In July, the harmonisation, widely discussed in the public arena by members of the coalition and the opposition, was believed to be concerning workers from 55-years of age.

But Chancellor Wolfgang Schüssel, presenting the government’s ‘investigative draft’, which had kept the cabinet in discussion for nearly a week and will be considered by parliament in the autumn session, has given Austrians what the press has described as a ‘surprise’.

The coalition parties have however also focused on the issue of pension rights for workers with physically demanding jobs, who Schüssel said were being given a ‘double bonus’.

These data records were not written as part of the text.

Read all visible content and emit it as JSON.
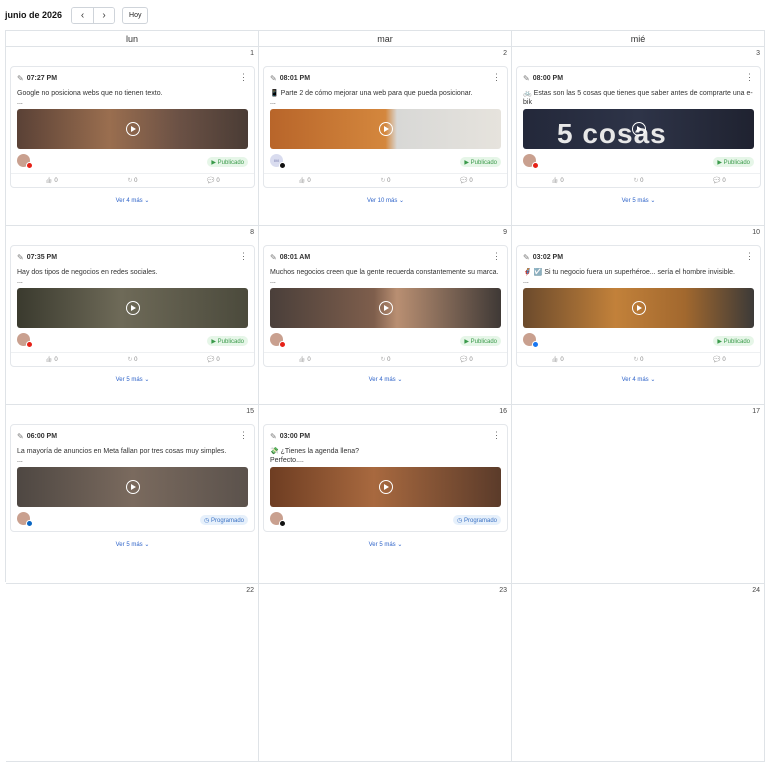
{
  "header": {
    "month": "junio de 2026",
    "prev": "‹",
    "next": "›",
    "today": "Hoy"
  },
  "columns": [
    "lun",
    "mar",
    "mié"
  ],
  "colors": {
    "published": "#3a9a4a",
    "scheduled": "#3b72c4",
    "link": "#2f64c9"
  },
  "weeks": [
    {
      "days": [
        {
          "num": "1",
          "post": {
            "time": "07:27 PM",
            "line1": "Google no posiciona webs que no tienen texto.",
            "line2": "...",
            "status": "▶ Publicado",
            "status_kind": "pub",
            "network": "youtube",
            "stats": [
              "0",
              "0",
              "0"
            ]
          },
          "more": "Ver 4 más ⌄"
        },
        {
          "num": "2",
          "post": {
            "time": "08:01 PM",
            "line1": "📱 Parte 2 de cómo mejorar una web para que pueda posicionar.",
            "line2": "...",
            "status": "▶ Publicado",
            "status_kind": "pub",
            "network": "tiktok",
            "avatar": "IM",
            "stats": [
              "0",
              "0",
              "0"
            ]
          },
          "more": "Ver 10 más ⌄"
        },
        {
          "num": "3",
          "post": {
            "time": "08:00 PM",
            "line1": "🚲 Estas son las 5 cosas que tienes que saber antes de comprarte una e-bik",
            "line2": "e....",
            "status": "▶ Publicado",
            "status_kind": "pub",
            "network": "youtube",
            "thumb_text": "5 cosas",
            "stats": [
              "0",
              "0",
              "0"
            ]
          },
          "more": "Ver 5 más ⌄"
        }
      ]
    },
    {
      "days": [
        {
          "num": "8",
          "post": {
            "time": "07:35 PM",
            "line1": "Hay dos tipos de negocios en redes sociales.",
            "line2": "...",
            "status": "▶ Publicado",
            "status_kind": "pub",
            "network": "youtube",
            "stats": [
              "0",
              "0",
              "0"
            ]
          },
          "more": "Ver 5 más ⌄"
        },
        {
          "num": "9",
          "post": {
            "time": "08:01 AM",
            "line1": "Muchos negocios creen que la gente recuerda constantemente su marca.",
            "line2": "...",
            "status": "▶ Publicado",
            "status_kind": "pub",
            "network": "youtube",
            "stats": [
              "0",
              "0",
              "0"
            ]
          },
          "more": "Ver 4 más ⌄"
        },
        {
          "num": "10",
          "post": {
            "time": "03:02 PM",
            "line1": "🦸 ☑️ Si tu negocio fuera un superhéroe... sería el hombre invisible.",
            "line2": "...",
            "status": "▶ Publicado",
            "status_kind": "pub",
            "network": "facebook",
            "stats": [
              "0",
              "0",
              "0"
            ]
          },
          "more": "Ver 4 más ⌄"
        }
      ]
    },
    {
      "days": [
        {
          "num": "15",
          "post": {
            "time": "06:00 PM",
            "line1": "La mayoría de anuncios en Meta fallan por tres cosas muy simples.",
            "line2": "...",
            "status": "◷ Programado",
            "status_kind": "prog",
            "network": "linkedin",
            "stats": []
          },
          "more": "Ver 5 más ⌄"
        },
        {
          "num": "16",
          "post": {
            "time": "03:00 PM",
            "line1": "💸 ¿Tienes la agenda llena?",
            "line2": "Perfecto....",
            "status": "◷ Programado",
            "status_kind": "prog",
            "network": "threads",
            "stats": []
          },
          "more": "Ver 5 más ⌄"
        },
        {
          "num": "17"
        }
      ]
    },
    {
      "days": [
        {
          "num": "22"
        },
        {
          "num": "23"
        },
        {
          "num": "24"
        }
      ]
    }
  ]
}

The chancellor agued such workers would have every 12 months counted at 15 months, making it possible to retire at 60, but only if with a 20 years career or at 61.5 years of age after 15 years, with lower deductions than other early-retirees.

The coalition has specified that only five per cent of workers applying for pensions every year can claim these special rights, although the draft gives no definition of physically demanding job.

The so-called Hacklerregelung granting women with 40 year-career to retire at 55 and men with 45 years to stop at 60 will be kept until 2010.

“So, because it concerns only under –50, the harmonised pension law is to become operative even later than anticipated,” retaliated the Social Democratic Party.

“A real harmonisation of the pension system of public employees, farmers, tradesmen self employed and employees, will be reached very far away in the future,” the party also commented.

Secretary Norbert Darabos said: “This is a patch-work that does not deserve the name of harmonisation.”